Выбрать главу

Только в моем скромном отделении работает восемь постоянных сотрудников, которые заняты упорядочиванием материалов и составлением каталогов, а также несколько ученых, которые изучают эти материалы. Но материалов — множество, так что если всегда работать в нашем сегодняшнем темпе, конца этой работы не видно.

В безбрежном море документов мы нередко натыкаемся на ценные древние рукописи, давным-давно преданные забвению.

Такое происходит чаще, чем это случилось, к примеру, с картиной. С другой стороны, искать в этом лабиринте неисследованного что-либо конкретное — все равно, что пытаться найти иголку в стоге сена.

Когда я как раз перед обедом взял пакет с документами и взвесил его на руке, я уже знал, что здесь содержится рассказ о картине, я не был ни удивлен, ни поражен. В случайности и совпадения я больше не верил. Особенно после того, как я начал прекрасно петь.

Нам строго-настрого запрещается выносить манускрипты из архива Ватикана. Но я все же унес этот маленький пакет с собой. Впервые за двадцать лет работы я нарушил строжайшие правила библиотеки. Я не мог отложить чтение бумаг до завтрашнего дня.

Моя жена получила приглашение. За ней заехали — около восьми вечера под окном прогудел автомобиль. К тому времени я уже сидел за письменным столом под настольной лампой в сто ватт. Я едва взглянул на нее, когда она подошла поцеловать меня, а потом скрылась за дверью.

Теперь я мог спокойно заниматься. С превеликими предосторожностями я приступил к разборке документов. В сравнении с рукописями бумага обертки была, безусловно, позднего происхождения. Бумага с записями была ломкой, требовала осторожного обращения, что для меня, однако, за долгие годы работы стало привычным делом.

В половине одиннадцатого зазвонил телефон. Мужской голос спрашивал мою жену. Он не назвался, но я был почти уверен, что это был директор банка.

Бумаги были написаны на латыни, этим языком я владел неплохо.

Однако читать быстро не удавалось.

Но зато почти сразу же подтвердились мои предчувствия: найденные мною рукописи имели отношение к картине.
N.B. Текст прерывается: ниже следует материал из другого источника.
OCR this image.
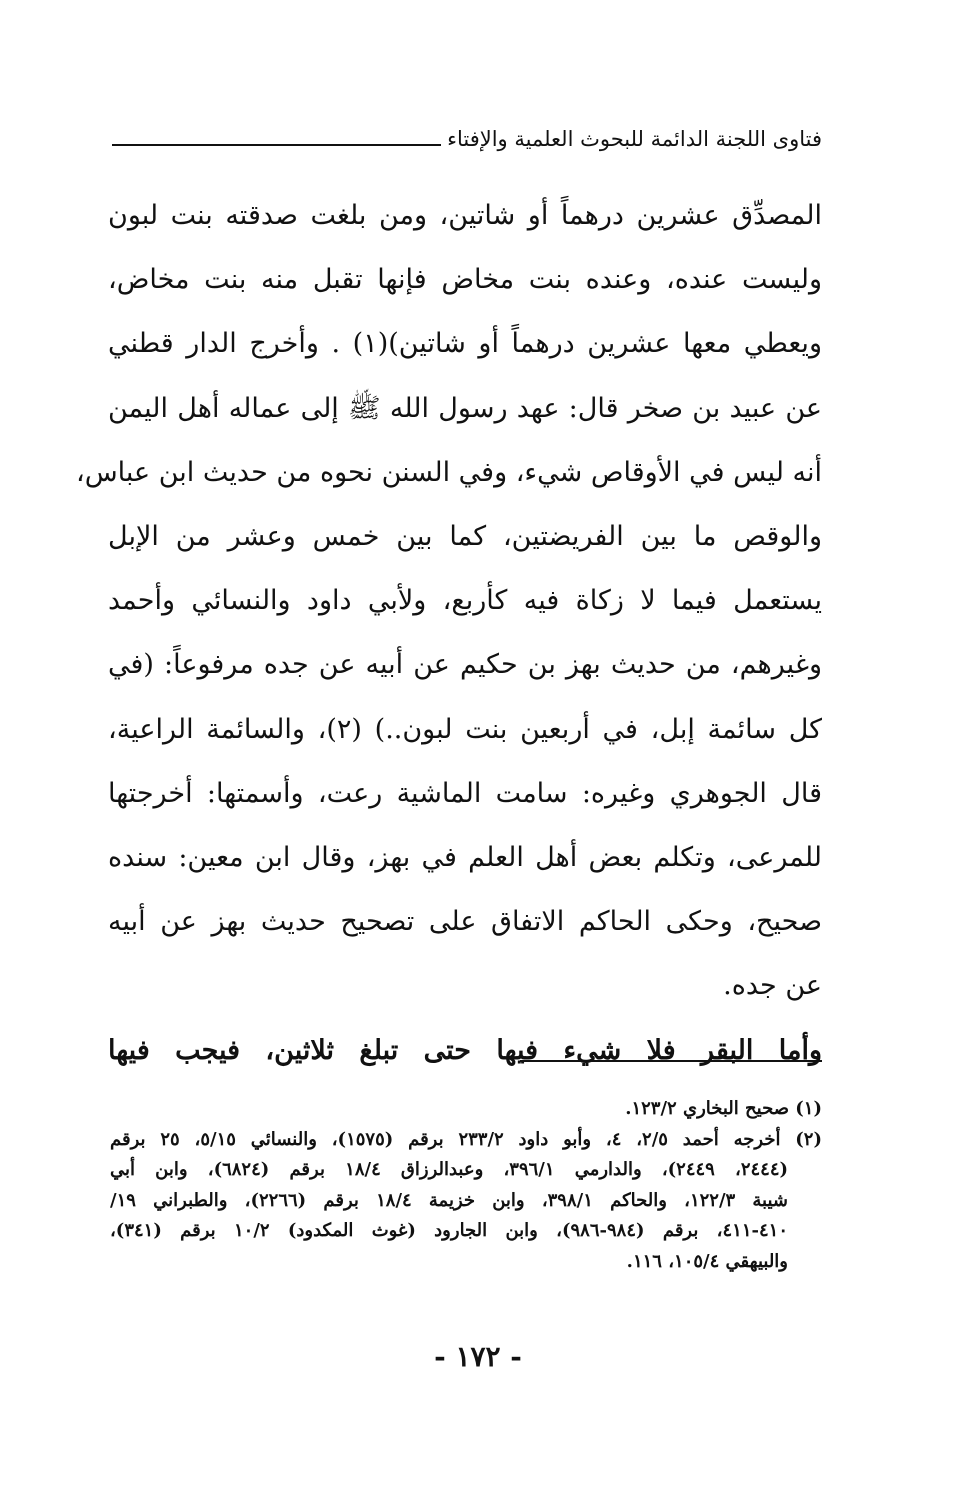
فتاوى اللجنة الدائمة للبحوث العلمية والإفتاء
المصدِّق عشرين درهماً أو شاتين، ومن بلغت صدقته بنت لبون
وليست عنده، وعنده بنت مخاض فإنها تقبل منه بنت مخاض،
ويعطي معها عشرين درهماً أو شاتين)(١) . وأخرج الدار قطني
عن عبيد بن صخر قال: عهد رسول الله ﷺ إلى عماله أهل اليمن
أنه ليس في الأوقاص شيء، وفي السنن نحوه من حديث ابن عباس،
والوقص ما بين الفريضتين، كما بين خمس وعشر من الإبل
يستعمل فيما لا زكاة فيه كأربع، ولأبي داود والنسائي وأحمد
وغيرهم، من حديث بهز بن حكيم عن أبيه عن جده مرفوعاً: (في
كل سائمة إبل، في أربعين بنت لبون..) (٢)، والسائمة الراعية،
قال الجوهري وغيره: سامت الماشية رعت، وأسمتها: أخرجتها
للمرعى، وتكلم بعض أهل العلم في بهز، وقال ابن معين: سنده
صحيح، وحكى الحاكم الاتفاق على تصحيح حديث بهز عن أبيه
عن جده.
وأما البقر فلا شيء فيها حتى تبلغ ثلاثين، فيجب فيها
(١) صحيح البخاري ١٢٣/٢.
(٢) أخرجه أحمد ٢/٥، ٤، وأبو داود ٢٣٣/٢ برقم (١٥٧٥)، والنسائي ٥/١٥، ٢٥ برقم
(٢٤٤٤، ٢٤٤٩)، والدارمي ٣٩٦/١، وعبدالرزاق ١٨/٤ برقم (٦٨٢٤)، وابن أبي
شيبة ١٢٢/٣، والحاكم ٣٩٨/١، وابن خزيمة ١٨/٤ برقم (٢٢٦٦)، والطبراني ١٩/
٤١٠-٤١١، برقم (٩٨٤-٩٨٦)، وابن الجارود (غوث المكدود) ١٠/٢ برقم (٣٤١)،
والبيهقي ١٠٥/٤، ١١٦.
- ١٧٢ -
Это был рассказ о ее происхождении.

Когда около трех часов ночи моя жена пришла домой, я все еще сидел, склонившись под лампой. Я ничего не сказал ей о телефонном звонке.

Надписи на стене

Сегодня граффити закрасили. Рано утром пришли рабочие с ведрами и огромными щетками. Они работали степенно и неторопливо, весь день возили щетками по стене, квадратик за квадратиком. Теперь в лучах послеобеденного солнца она сияет передо мной своей чистой и невинной белизной. Белизной такой яркости, что глазам становится больно, если долго смотреть. А мне не хватает кричащих красок и кратких надписей в стиле черного юмора.

Тюремный надзиратель утешает меня: «У нас белят два раза в год, — говорит он. — Весной и осенью. Белят, чтобы заманить новых стихотворцев. Подождите чуток, через неделю надписи снова появятся».

Мои опасения оправдались. Заказанные мною документы опять вычеркнуты. Но вино доставляют регулярно, несмотря на то, что кардинал умер. Его преемник, очевидно, в курсе дела и по инерции продолжает придерживаться линии своего предшественника.

Церковь не оставляет меня в покое. Неожиданно объявился мой духовник. Он навещает меня раз в неделю. В восемь вечера по вторникам тюремный надзиратель впускает его ко мне. Он приходит с явной целью добиться от меня покаяния. Но не настаивает. Осторожно присаживается на единственный стул в камере, а я сижу на постели.

Мы немного говорим о погоде. Потом молчим. Я вижу, что ему, как и мне, неприятна эта миссия. Однако он упрямо приходит, вторник за вторником.

Патер сильно постарел, дышит тяжело и с хрипами. Я хорошо помню его еще молодым, когда он с энтузиазмом руководил детским домом. Это он принимал меня, когда я появился там семи лет от роду, не имея ни родственников, ни друзей, никого на белом свете. Конечно, ничего дурного сказать о нем не могу, он всегда был дружелюбен. Но я не любил его. Ни его, ни кого-либо другого. Не хотел тогда никаких привязанностей.

Я никому не рассказывал о страшных минутах, которые я пережил, когда умирала моя матушка. Никому, только позже жене.

Патер — нормальный человек, только ему не хватает фантазии. Уроки закона Божьего из детства вспоминаются мне как самые скучные и нескончаемые. Он читал Библию так, как читают учебник по физике.